Küçükçekmece Mutlu Son Masaj Salonu Leyla

Küçükçekmece Mutlu Son Masaj Salonu

İçinde bir sıkıntı ile öteki zarflara bakıyordu ki sonucunda beklediği telefon geldi. Aslında geç bile Küçükçekmece Mutlu Son Masaj Salonu
kalmıştı, dünkü mevzuşmadan sonrasında daha erken arar, sorar diye bekliyordu ve telefon geciktikçe
huzursuzlaşıp endişeleniyordu. Telefonu olabilecek en tatlı ses tonuyla açtı. Fuat aslabir şey olmamış
şeklinde karşılık verdi.
“merhaba güzelim? Nasılsın?”
“iyiyim canım. Sen iyi misin? Dün için üzgünüm. Iyi mi duymadım telefonunu. Hâlâ takıyorum.”
“iyiyim. Niçin kötü vakasım. Bu mevzuyu mevzuşacağız.

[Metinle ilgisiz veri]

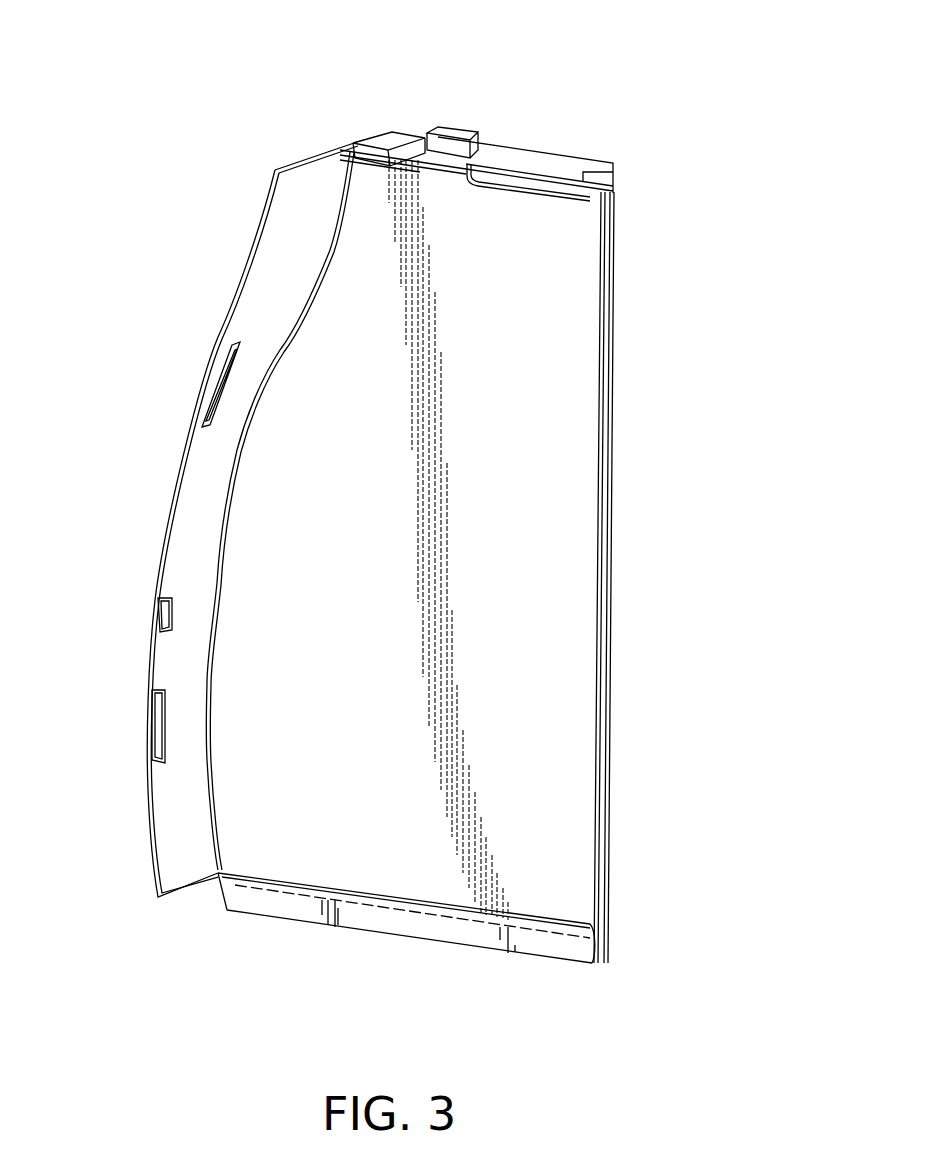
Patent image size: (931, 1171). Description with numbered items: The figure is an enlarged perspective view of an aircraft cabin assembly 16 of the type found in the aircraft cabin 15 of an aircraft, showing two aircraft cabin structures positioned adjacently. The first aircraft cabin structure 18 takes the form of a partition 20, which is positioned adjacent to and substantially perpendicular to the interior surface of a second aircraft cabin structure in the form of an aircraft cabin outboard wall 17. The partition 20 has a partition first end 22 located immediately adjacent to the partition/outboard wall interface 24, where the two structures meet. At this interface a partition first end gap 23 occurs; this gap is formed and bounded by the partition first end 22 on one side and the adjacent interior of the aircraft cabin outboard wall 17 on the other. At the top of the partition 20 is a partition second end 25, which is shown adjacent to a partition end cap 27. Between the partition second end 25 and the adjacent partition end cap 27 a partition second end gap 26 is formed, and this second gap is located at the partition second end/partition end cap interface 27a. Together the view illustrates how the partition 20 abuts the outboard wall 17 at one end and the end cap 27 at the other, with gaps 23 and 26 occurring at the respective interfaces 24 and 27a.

Bugün saat altıda bir işim var, çabuk sonlanır,
saat yedide bana gelebilirsin. Yakınlarda ol, iş erken biterse seni yediden önce de çağırabilirim.”
Yapmacık bir ses tonuyla hızlı hızlı mevzuşuyordu. Sesi oldukca soğukkanlı, didaktik, sanki bir iş
randevusu veriyormuş gibiydi. Uzun telefon mevzuşmalarını hiç sevmezdi. Telefonları
dinleniyormuşçasına telefonla mevzuşurken hep gerilirdi.
“istersen dışarıda buluşalım, birazcık gerilmiş şeklindesin.”
“Benim öyle yerleri sevmediğimi biliyorsun.

Gerginlik sebebim ise başka. Bana ulaştığında
gerginlik falan kalmayacak. Hem bence sen dün yeterince gezdin. Hadi gel, seni öyle mutlu edeceğim
ki…”

Küçükçekmece Mutlu Son Masaj Salonu

Fuat resmen hassas yerinden vurmuştu Mine’yi.
“Tamam, geliyorum. Zaten bizler de birbirimizi çok özledik.”
“Oyuncaklarını da getir o süre. Öpüyorum canım, çok özledim seni,” diye telefonu kapatırken
Fuat Mine’nin onu nasıl uçuracağı hayallerine dalmıştı bile.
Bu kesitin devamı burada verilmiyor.